Avec ce spectacle, Hauert poursuit donc son exploration de la tension entre liberté et contrainte, ainsi qu’entre solos et mouvements de groupe. Le spectacle débute dans l’obscurité, alors que l’on distingue un amas de corps qui bouge lentement à l’avant-scène, au son des cloches des alpages. Puis, un jeu s’opère entre les danseurs qui exécutent des mouvements rapides et improvisés sur des segments de musique d’à peine quelques secondes. La technique du mickeymousing, à la base de la chorégraphie, est ainsi mise en lumière. Hauert adapte cette esthétique associée aux films d’animation qui veut que chaque action soit accompagnée d’un accent sonore ou musical. Suivant la logique inverse, inaudible consiste à décortiquer la composition de la trame musicale pour en faire ressortir les moindres notes, bruits et accents de la partition. Allant à l’encontre du décorum de la danse, la chorégraphie se veut la plus illustrative possible et cherche à faire ressortir l’artificialité de ce qui se passe sur scène.

Thomas Hauert choisit de faire dialoguer les cultures savantes et populaires au sein d’une trame sonore endiablée où le jazz du Concerto en fa de George Gershwin contraste avec le bruitisme da pièce Ludus de Morte Regis du compositeur contemporain Mauro Lanza, écrite pour vingt-huit chanteurs, jouets et musique électronique. Cette rencontre musicale inusitée participe au ludisme du spectacle où l’humour occupe une grande place. Les danseurs prennent plaisir à créer des mouvements inédits et décomplexés, qui font penser à ceux que l’on ose dans l’intimité de notre chez-soi. Avec leur texture et leur coupe particulière, les costumes conçus par Éric Chevalier et Anne Masson participent aussi au grotesque du spectacle.

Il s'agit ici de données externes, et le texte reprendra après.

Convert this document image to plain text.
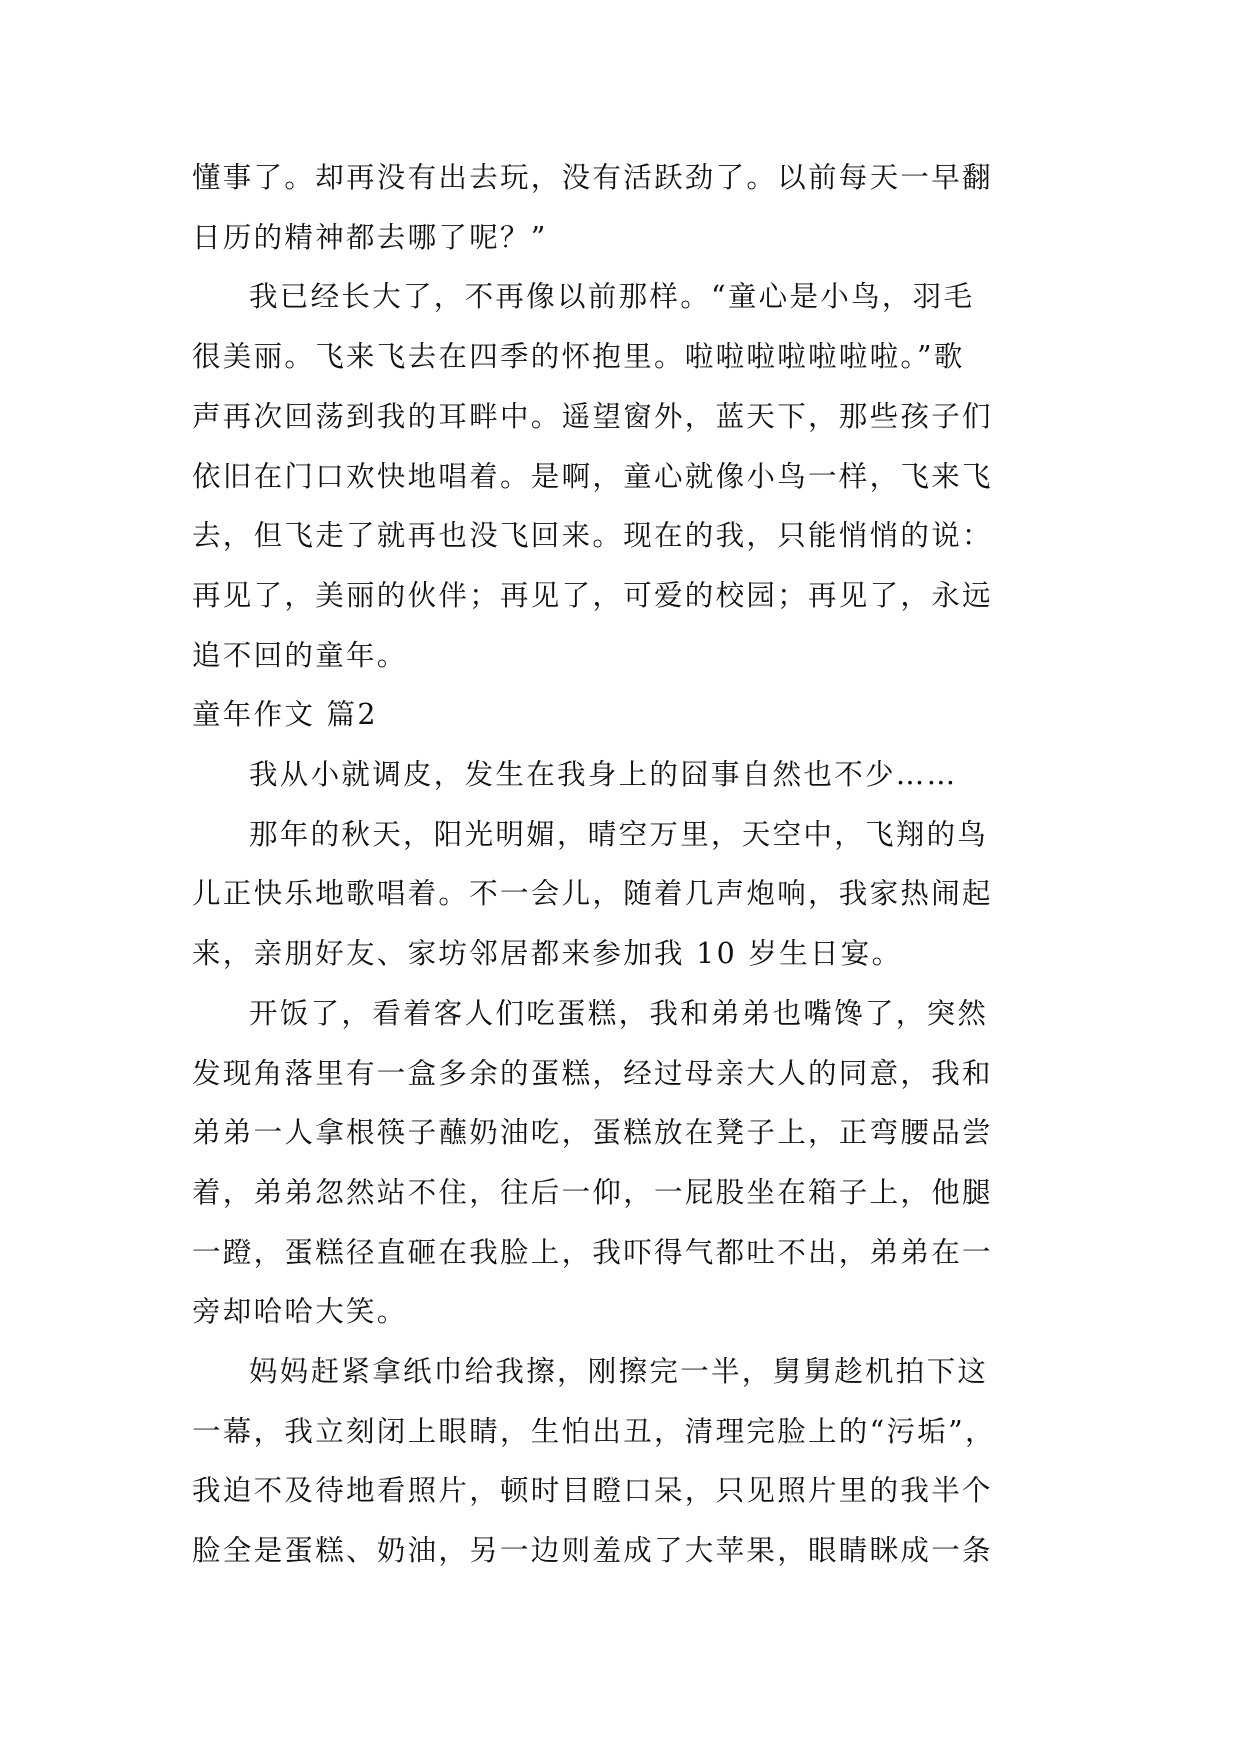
懂事了。却再没有出去玩，没有活跃劲了。以前每天一早翻
日历的精神都去哪了呢？”

我已经长大了，不再像以前那样。“童心是小鸟，羽毛
很美丽。飞来飞去在四季的怀抱里。啦啦啦啦啦啦啦。”歌
声再次回荡到我的耳畔中。遥望窗外，蓝天下，那些孩子们
依旧在门口欢快地唱着。是啊，童心就像小鸟一样，飞来飞
去，但飞走了就再也没飞回来。现在的我，只能悄悄的说：
再见了，美丽的伙伴；再见了，可爱的校园；再见了，永远
追不回的童年。

童年作文 篇2

我从小就调皮，发生在我身上的囧事自然也不少……

那年的秋天，阳光明媚，晴空万里，天空中，飞翔的鸟
儿正快乐地歌唱着。不一会儿，随着几声炮响，我家热闹起
来，亲朋好友、家坊邻居都来参加我 10 岁生日宴。

开饭了，看着客人们吃蛋糕，我和弟弟也嘴馋了，突然
发现角落里有一盒多余的蛋糕，经过母亲大人的同意，我和
弟弟一人拿根筷子蘸奶油吃，蛋糕放在凳子上，正弯腰品尝
着，弟弟忽然站不住，往后一仰，一屁股坐在箱子上，他腿
一蹬，蛋糕径直砸在我脸上，我吓得气都吐不出，弟弟在一
旁却哈哈大笑。

妈妈赶紧拿纸巾给我擦，刚擦完一半，舅舅趁机拍下这
一幕，我立刻闭上眼睛，生怕出丑，清理完脸上的“污垢”，
我迫不及待地看照片，顿时目瞪口呆，只见照片里的我半个
脸全是蛋糕、奶油，另一边则羞成了大苹果，眼睛眯成一条
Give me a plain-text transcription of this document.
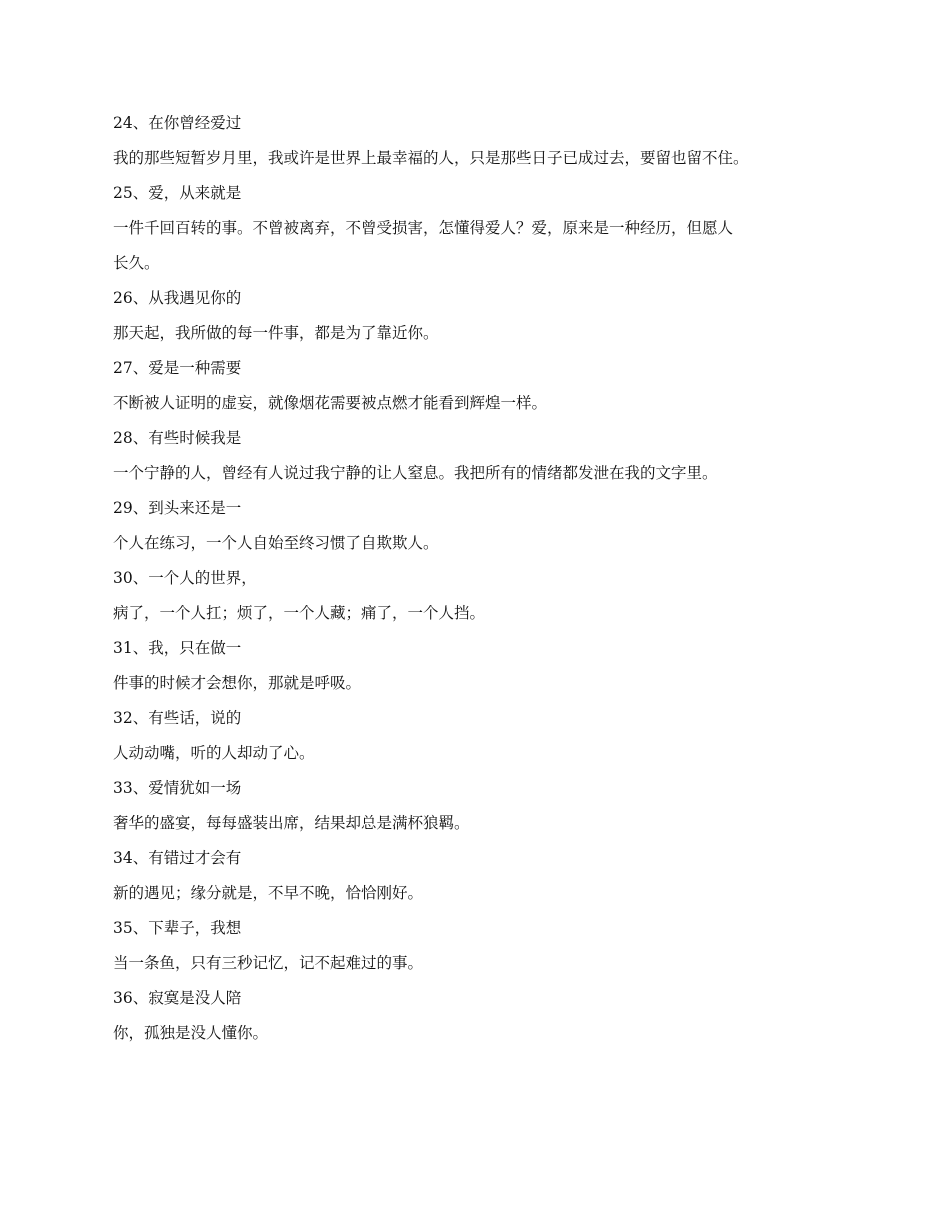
24、在你曾经爱过

我的那些短暂岁月里，我或许是世界上最幸福的人，只是那些日子已成过去，要留也留不住。

25、爱，从来就是

一件千回百转的事。不曾被离弃，不曾受损害，怎懂得爱人？爱，原来是一种经历，但愿人

长久。

26、从我遇见你的

那天起，我所做的每一件事，都是为了靠近你。

27、爱是一种需要

不断被人证明的虚妄，就像烟花需要被点燃才能看到辉煌一样。

28、有些时候我是

一个宁静的人，曾经有人说过我宁静的让人窒息。我把所有的情绪都发泄在我的文字里。

29、到头来还是一

个人在练习，一个人自始至终习惯了自欺欺人。

30、一个人的世界，

病了，一个人扛；烦了，一个人藏；痛了，一个人挡。

31、我，只在做一

件事的时候才会想你，那就是呼吸。

32、有些话，说的

人动动嘴，听的人却动了心。

33、爱情犹如一场

奢华的盛宴，每每盛装出席，结果却总是满杯狼羁。

34、有错过才会有

新的遇见；缘分就是，不早不晚，恰恰刚好。

35、下辈子，我想

当一条鱼，只有三秒记忆，记不起难过的事。

36、寂寞是没人陪

你，孤独是没人懂你。
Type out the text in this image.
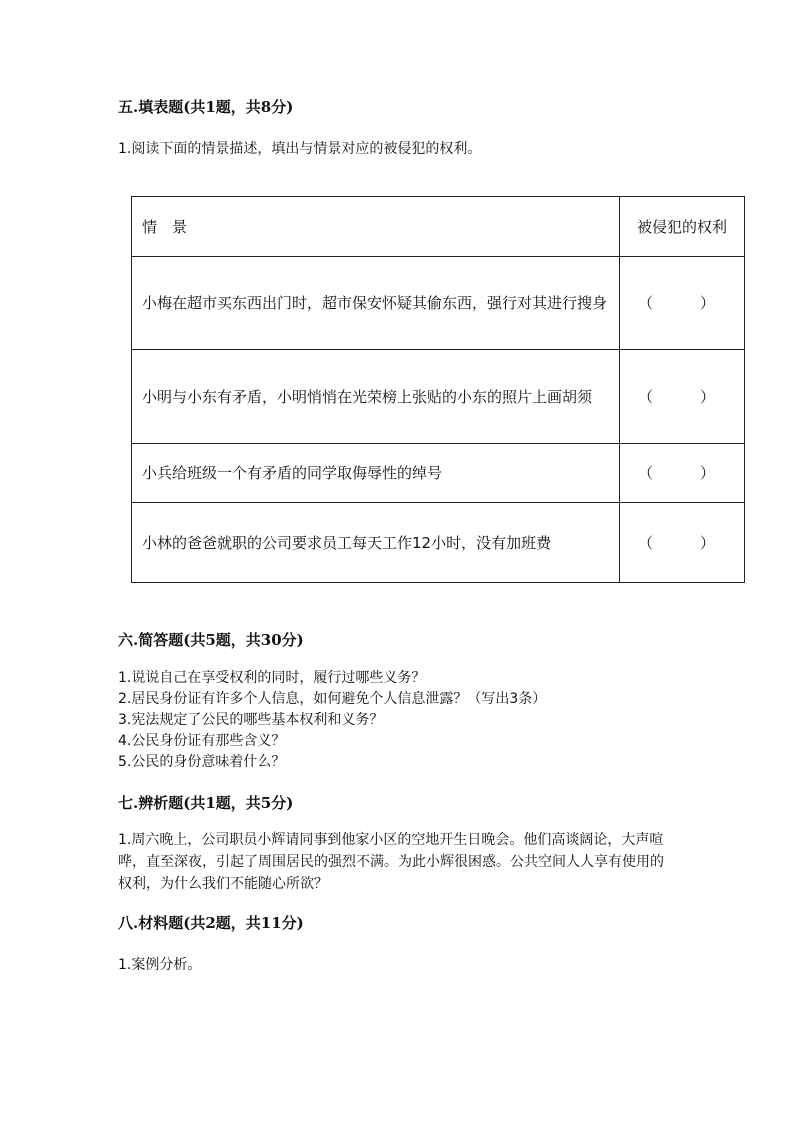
五.填表题(共1题，共8分)
1.阅读下面的情景描述，填出与情景对应的被侵犯的权利。
情　景	被侵犯的权利
小梅在超市买东西出门时，超市保安怀疑其偷东西，强行对其进行搜身	（ ）
小明与小东有矛盾，小明悄悄在光荣榜上张贴的小东的照片上画胡须	（ ）
小兵给班级一个有矛盾的同学取侮辱性的绰号	（ ）
小林的爸爸就职的公司要求员工每天工作12小时，没有加班费	（ ）
六.简答题(共5题，共30分)
1.说说自己在享受权利的同时，履行过哪些义务？
2.居民身份证有许多个人信息，如何避免个人信息泄露？（写出3条）
3.宪法规定了公民的哪些基本权利和义务？
4.公民身份证有那些含义？
5.公民的身份意味着什么？
七.辨析题(共1题，共5分)
1.周六晚上，公司职员小辉请同事到他家小区的空地开生日晚会。他们高谈阔论，大声喧哗，直至深夜，引起了周围居民的强烈不满。为此小辉很困惑。公共空间人人享有使用的权利，为什么我们不能随心所欲？
八.材料题(共2题，共11分)
1.案例分析。
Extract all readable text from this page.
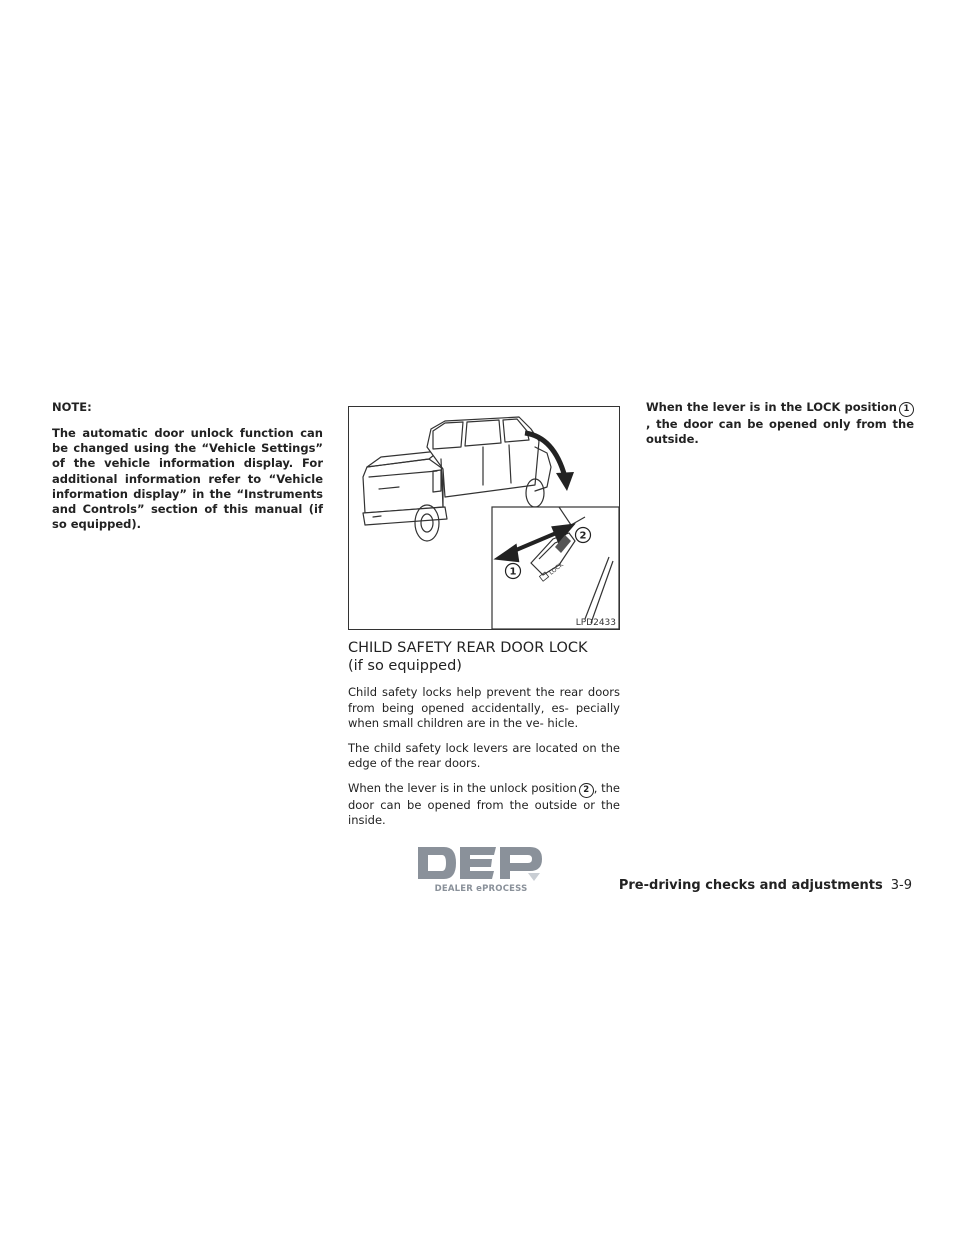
NOTE:

The automatic door unlock function can be changed using the “Vehicle Settings” of the vehicle information display. For additional information refer to “Vehicle information display” in the “Instruments and Controls” section of this manual (if so equipped).

2
1	LOCK
LPD2433
CHILD SAFETY REAR DOOR LOCK
(if so equipped)

Child safety locks help prevent the rear doors from being opened accidentally, es- pecially when small children are in the ve- hicle.

The child safety lock levers are located on the edge of the rear doors.

When the lever is in the unlock position 2 , the door can be opened from the outside or the inside.

When the lever is in the LOCK position 1, the door can be opened only from the outside.

DEALER ePROCESS	Pre-driving checks and adjustments 3-9
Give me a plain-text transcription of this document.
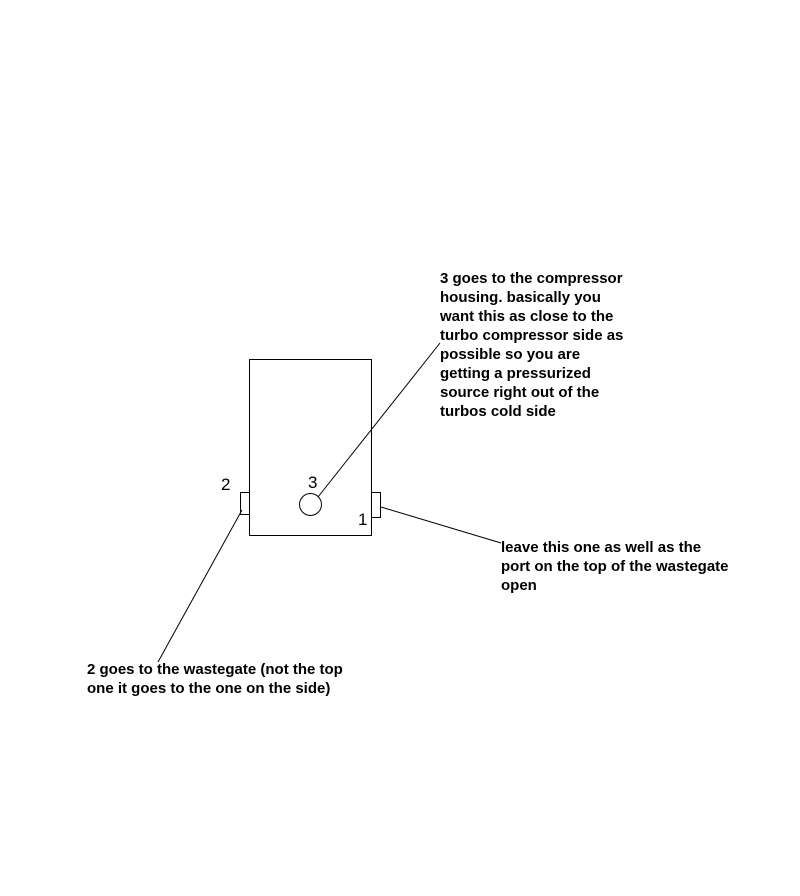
2	3
1

3 goes to the compressor housing. basically you want this as close to the turbo compressor side as possible so you are getting a pressurized source right out of the turbos cold side

leave this one as well as the port on the top of the wastegate open

2 goes to the wastegate (not the top one it goes to the one on the side)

Les danseurs sont accoutrés d’habits moulants colorés, aux motifs éclectiques et asymétriques, qu’ils changent à plusieurs reprises durant la pièce.

inaudible témoigne d’une compréhension et d’une connaissance impressionnante de la musique de la part des danseurs, qui utilisent toutes les parties de leur corps pour effectuer des micromouvements impliquant jusqu’au bout de leurs doigts et de leurs orteils. Parfaitement conscients de la présence des autres à leurs côtés, les deux danseuses et les quatre danseurs – parmi lesquels Hauert lui-même – contribuent à une grande improvisation structurée qui mise sur la sensorialité et sur la proximité des corps qui participent au même grand mouvement organique.

Ainsi, inaudible invite le public à renouveler le regard qu’il porte sur la danse contemporaine, trop souvent associée à un art hermétique. Le résultat est tout à fait convaincant et montre que la subjectivité et la sensibilité des interprètes peuvent avoir leur place, même dans une chorégraphie où l’exercice technique est franchement affirmé.